Delta-3 is great for tail rotors but I’m not so sure it’s the magic bullet for main rotors.

But to answer your original question, Rusty, the violent shakers are the result of inplane resonance being excited by the 2/rev aerodynamic input. A rigid rotor pylon will almost always bring the rotor inplane resonance down to the 2/rev input. The cure is a limber mast combined with the stiffest possible rotor inplane.

The attached photo shows what Bell had to do to solve 2/rev on one of the B-47 precursors. The production model had the rotor stiffened internally.

 

[layada]

Is part of the 2 per rev vibration caused by the difference in drag caused by the cross airframe retreating and advancing blade positions (vs. the longitudinal fore and aft blade position that has equal lift and drag)

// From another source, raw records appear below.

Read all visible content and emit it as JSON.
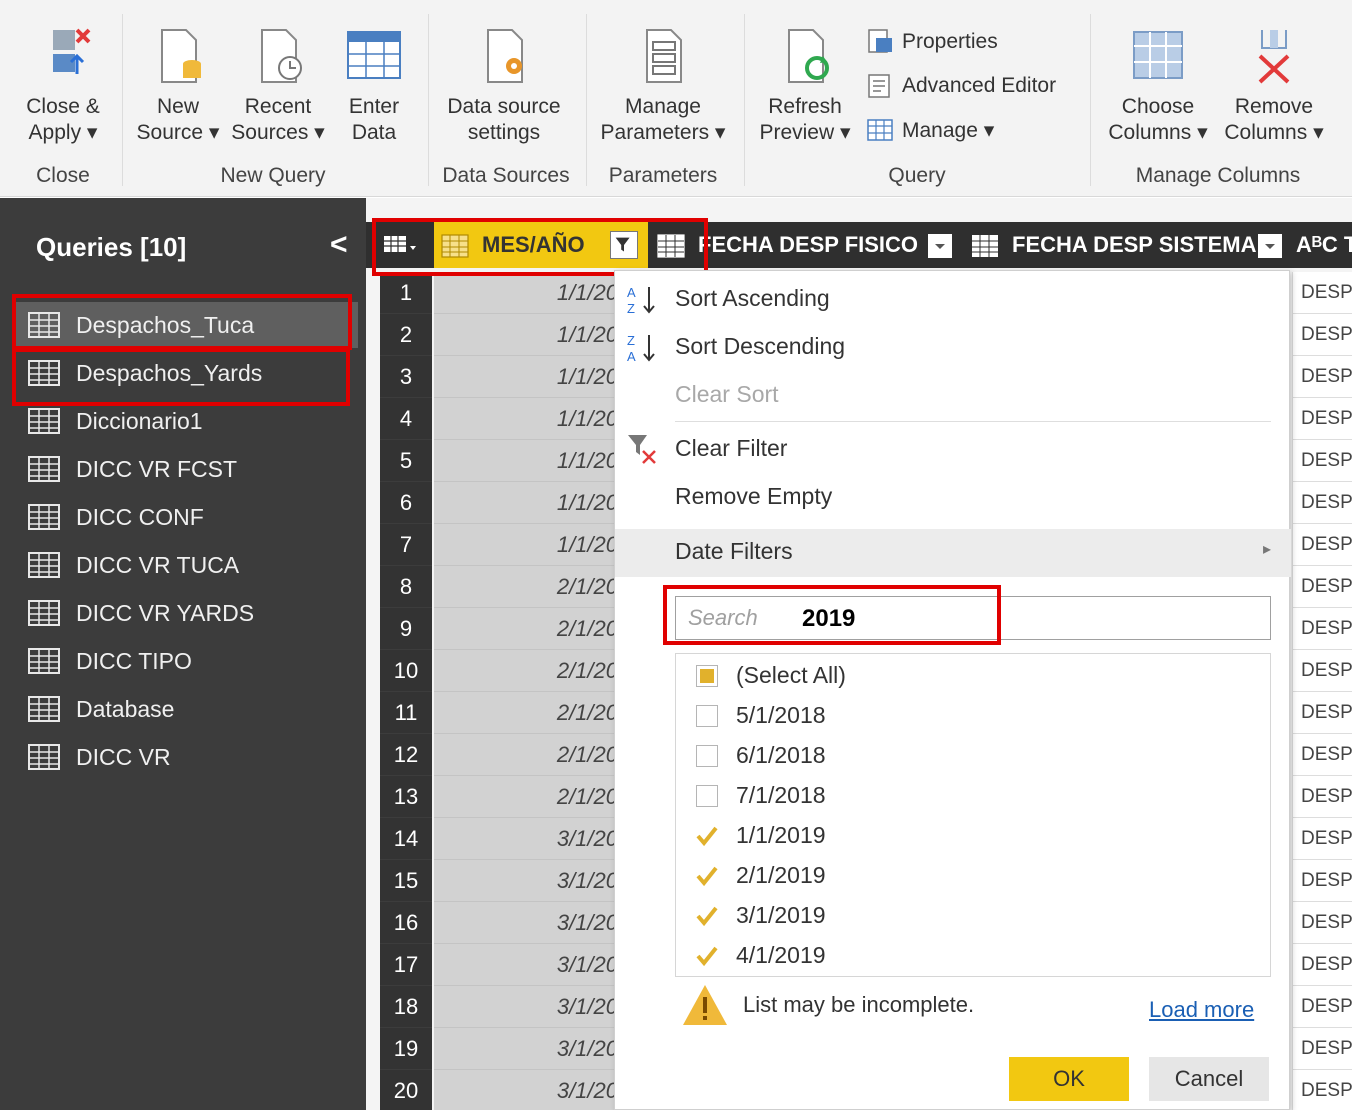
{
  "ribbon": {
    "close_apply": "Close &\nApply ▾",
    "new_source": "New\nSource ▾",
    "recent_sources": "Recent\nSources ▾",
    "enter_data": "Enter\nData",
    "data_source_settings": "Data source\nsettings",
    "manage_parameters": "Manage\nParameters ▾",
    "refresh_preview": "Refresh\nPreview ▾",
    "properties": "Properties",
    "advanced_editor": "Advanced Editor",
    "manage": "Manage ▾",
    "choose_columns": "Choose\nColumns ▾",
    "remove_columns": "Remove\nColumns ▾",
    "groups": {
      "close": "Close",
      "new_query": "New Query",
      "data_sources": "Data Sources",
      "parameters": "Parameters",
      "query": "Query",
      "manage_columns": "Manage Columns"
    }
  },
  "queries": {
    "title": "Queries [10]",
    "collapse": "<",
    "items": [
      "Despachos_Tuca",
      "Despachos_Yards",
      "Diccionario1",
      "DICC VR FCST",
      "DICC CONF",
      "DICC VR TUCA",
      "DICC VR YARDS",
      "DICC TIPO",
      "Database",
      "DICC VR"
    ]
  },
  "grid": {
    "columns": [
      "MES/AÑO",
      "FECHA DESP FISICO",
      "FECHA DESP SISTEMA",
      "AᴮC T"
    ],
    "row_numbers": [
      "1",
      "2",
      "3",
      "4",
      "5",
      "6",
      "7",
      "8",
      "9",
      "10",
      "11",
      "12",
      "13",
      "14",
      "15",
      "16",
      "17",
      "18",
      "19",
      "20"
    ],
    "mes_values": [
      "1/1/20",
      "1/1/20",
      "1/1/20",
      "1/1/20",
      "1/1/20",
      "1/1/20",
      "1/1/20",
      "2/1/20",
      "2/1/20",
      "2/1/20",
      "2/1/20",
      "2/1/20",
      "2/1/20",
      "3/1/20",
      "3/1/20",
      "3/1/20",
      "3/1/20",
      "3/1/20",
      "3/1/20",
      "3/1/20"
    ],
    "right_values": [
      "DESP",
      "DESP",
      "DESP",
      "DESP",
      "DESP",
      "DESP",
      "DESP",
      "DESP",
      "DESP",
      "DESP",
      "DESP",
      "DESP",
      "DESP",
      "DESP",
      "DESP",
      "DESP",
      "DESP",
      "DESP",
      "DESP",
      "DESP"
    ]
  },
  "dropdown": {
    "sort_asc": "Sort Ascending",
    "sort_desc": "Sort Descending",
    "clear_sort": "Clear Sort",
    "clear_filter": "Clear Filter",
    "remove_empty": "Remove Empty",
    "date_filters": "Date Filters",
    "search_placeholder": "Search",
    "search_value": "2019",
    "list": [
      {
        "label": "(Select All)",
        "state": "partial"
      },
      {
        "label": "5/1/2018",
        "state": "unchecked"
      },
      {
        "label": "6/1/2018",
        "state": "unchecked"
      },
      {
        "label": "7/1/2018",
        "state": "unchecked"
      },
      {
        "label": "1/1/2019",
        "state": "checked"
      },
      {
        "label": "2/1/2019",
        "state": "checked"
      },
      {
        "label": "3/1/2019",
        "state": "checked"
      },
      {
        "label": "4/1/2019",
        "state": "checked"
      }
    ],
    "warning": "List may be incomplete.",
    "load_more": "Load more",
    "ok": "OK",
    "cancel": "Cancel"
  },
  "colors": {
    "accent_yellow": "#f2c811",
    "highlight_red": "#e00000",
    "panel_dark": "#3c3c3c",
    "link_blue": "#1a5fb4"
  }
}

Cannot say I've really thought this through but would a simple drag increasing device of two flat plates mounted atop the rotor head either side and 90 degrees to the main rotor enable a more constant angular drag to be achieved - mitigating the vibration (at the expense of performance)?

 

[rustynance]

Yep, I agree completely Chuck. I've flown rotorheads that had 30 degrees of Delta 3 and can attest that it does create a few problems. Any mechanical flapping will cause the rotor to momemtarily tilt roughly 1/2 the amount of mechanical flapping 90degrees later in rotation. I often thought this was the reason the 18A would roll a little left after a jump. This doesn't just happen with cyclic changes but collective changes will cause the same effect providing you have some airspeed.
The original Carter Copter had 30 degrees of Delta 3 in the rotor, very stiff blades in plane, and an air cylinder that allowed the mast to rock back and forth gently ( some engineering is required in the air cylinder as the pressure required at high speed is much greater than at low speed). As a result it had absolutely no 2/rev vibration.
Thanks again Chuck.
Any possibility of getting you to write an article for the magazine on what we discussed a couple months ago? (Height Velocity) I cringe when I see people fly very slow at 30 feet off the ground.

Rusty

 

[C. Beaty]

Rusty, I occasionally think about that article you asked me to write and give myself a mental kick in the rump for not having done so; but I will.